Mark Peplowski, a political science professor at the College of Southern Nevada, said he thinks the 79-year-old self-made billionaire wants to ensure Republicans stay strong on backing Israel. But he also sees himself as a kingmaker who can talk to presidents and powerful lawmakers "on a first-name basis."

"I think he wants to become a de facto anointer of Republicans," Peplowski said, adding that Adelson's political activism also helps "legitimize his casino empire within the Republican caucuses." The causes close to Adelson's heart were apparent in a review of donations that didn't make headlines.

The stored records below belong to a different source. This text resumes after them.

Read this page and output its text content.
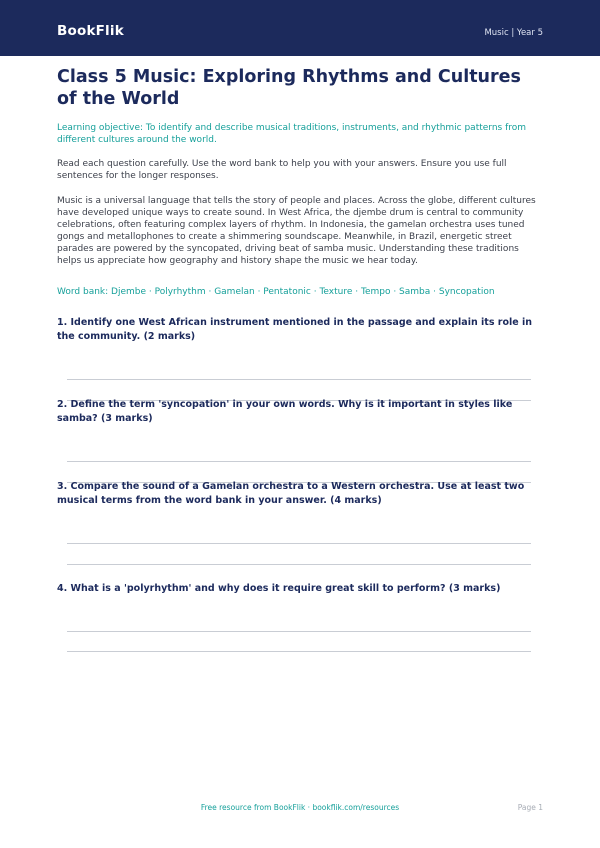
BookFlik	Music | Year 5
Class 5 Music: Exploring Rhythms and Cultures of the World

Learning objective: To identify and describe musical traditions, instruments, and rhythmic patterns from different cultures around the world.

Read each question carefully. Use the word bank to help you with your answers. Ensure you use full sentences for the longer responses.

Music is a universal language that tells the story of people and places. Across the globe, different cultures have developed unique ways to create sound. In West Africa, the djembe drum is central to community celebrations, often featuring complex layers of rhythm. In Indonesia, the gamelan orchestra uses tuned gongs and metallophones to create a shimmering soundscape. Meanwhile, in Brazil, energetic street parades are powered by the syncopated, driving beat of samba music. Understanding these traditions helps us appreciate how geography and history shape the music we hear today.

Word bank: Djembe · Polyrhythm · Gamelan · Pentatonic · Texture · Tempo · Samba · Syncopation

1. Identify one West African instrument mentioned in the passage and explain its role in the community. (2 marks)

2. Define the term 'syncopation' in your own words. Why is it important in styles like samba? (3 marks)

3. Compare the sound of a Gamelan orchestra to a Western orchestra. Use at least two musical terms from the word bank in your answer. (4 marks)

4. What is a 'polyrhythm' and why does it require great skill to perform? (3 marks)

Free resource from BookFlik · bookflik.com/resources	Page 1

The Adelsons contributed $1 million to the Patriot Prosperity PAC, which backed the losing campaign of Shmuley Boteach, an American Orthodox rabbi, author, TV host and unofficial spiritual guide to the late Michael Jackson. Boteach ran for Congress from New Jersey as a Republican. The Adelsons also contributed $10,000 directly to Boteach's congressional campaign.

In mid-October, the Adelsons gave $2 million to Protecting Michigan Taxpayers - a group that helped defeat a ballot initiative that would have enshrined collective bargaining rights in the state constitution.

Adelson has said that Democratic support for unions made him switch to the Republican Party in the mid-1990s. The Venetian is the Strip's only non union hotel-casino.

The Culinary union worked to elect Berkley this year and used anti-Adelson mailers as part of its campaign.

"It is a shame that we have a political system that allows for one person to essentially buy elections," Culinary spokeswoman Yvanna Cancela said when asked about Adelson's record political donations. "On the other hand, it is an intense motivator to continue focusing on grass-roots organizing."